Le phénomène Bio est parti. Avec un marché approchant les 4 milliards d'euros fin 2011 (le double de 2007), une croissance à 2 chiffres de tous les indicateurs et 1 million d'hectares d'agriculture biologique dépassés en France au 1er trimestre 2012, le marché du bio confirme son incroyable percée. Six Français sur dix ont consommé des produits biologiques en 2011 et la fidélisation est forte avec une part des produits bio dans le panier moyen qui tend à se développer.
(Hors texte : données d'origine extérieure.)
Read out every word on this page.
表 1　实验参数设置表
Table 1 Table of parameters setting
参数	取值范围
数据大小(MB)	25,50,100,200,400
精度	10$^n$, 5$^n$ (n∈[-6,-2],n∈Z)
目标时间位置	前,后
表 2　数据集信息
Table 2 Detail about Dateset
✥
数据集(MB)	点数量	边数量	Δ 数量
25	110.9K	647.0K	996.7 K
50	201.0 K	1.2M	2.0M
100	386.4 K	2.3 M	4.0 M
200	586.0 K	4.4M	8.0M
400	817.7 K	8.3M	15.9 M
«Les consommateurs donnent des signaux, ceux-ci sont entendus par les entreprises et les producteurs. Cela est encourageant pour la conversion à l'agriculture biologique. Les politiques publiques sont également incitatives, tant au niveau de l'État que des collectivités territoriales», constate Elisabeth Mercier, directrice de l'Agence Bio. Cette croissance continue de l'offre et de la demande s'est illustrée l'an dernier : le nombre total d'opérateurs bio a enregistré une hausse de 14% pendant que les ventes de produits alimentaires bio ont crû de 11%. La vitalité de la production française a permis un recul des approvisionnements extérieurs à 32%, en baisse de 3 points par rapport à 2010. Outre l'alimentaire, la tendance concerne plusieurs segments et attise les convoitises, y compris de la part des marques de distributeur. Cette concurrence accrue sur une niche aux coûts de production élevés permet-elle de dégager des marges satisfaisantes ? Est-il trop tard pour se mettre au bio ? Tour d'horizon des opportunités.
Tendance de fond
Fruits et légumes, viande, lait, oeufs, épicerie sucrée et salée, plats préparés, vins... le marché de l'alimen-tation bio a atteint 2,4% du marché alimentaire total en 2011, couvrant des milliers de références. Si cette part de marché peut sembler modeste, la part du bio a dépassé 10% s'agissant du lait et des oeufs, et atteint près de 6% pour les 14 fruits et légumes les plus consommés en France. Toutes les filières sont concernées par la hausse des surfaces en mode de production biologique, avec des progressions de plus de 20% en 2011 pour les légumes secs, les fruits et la vigne.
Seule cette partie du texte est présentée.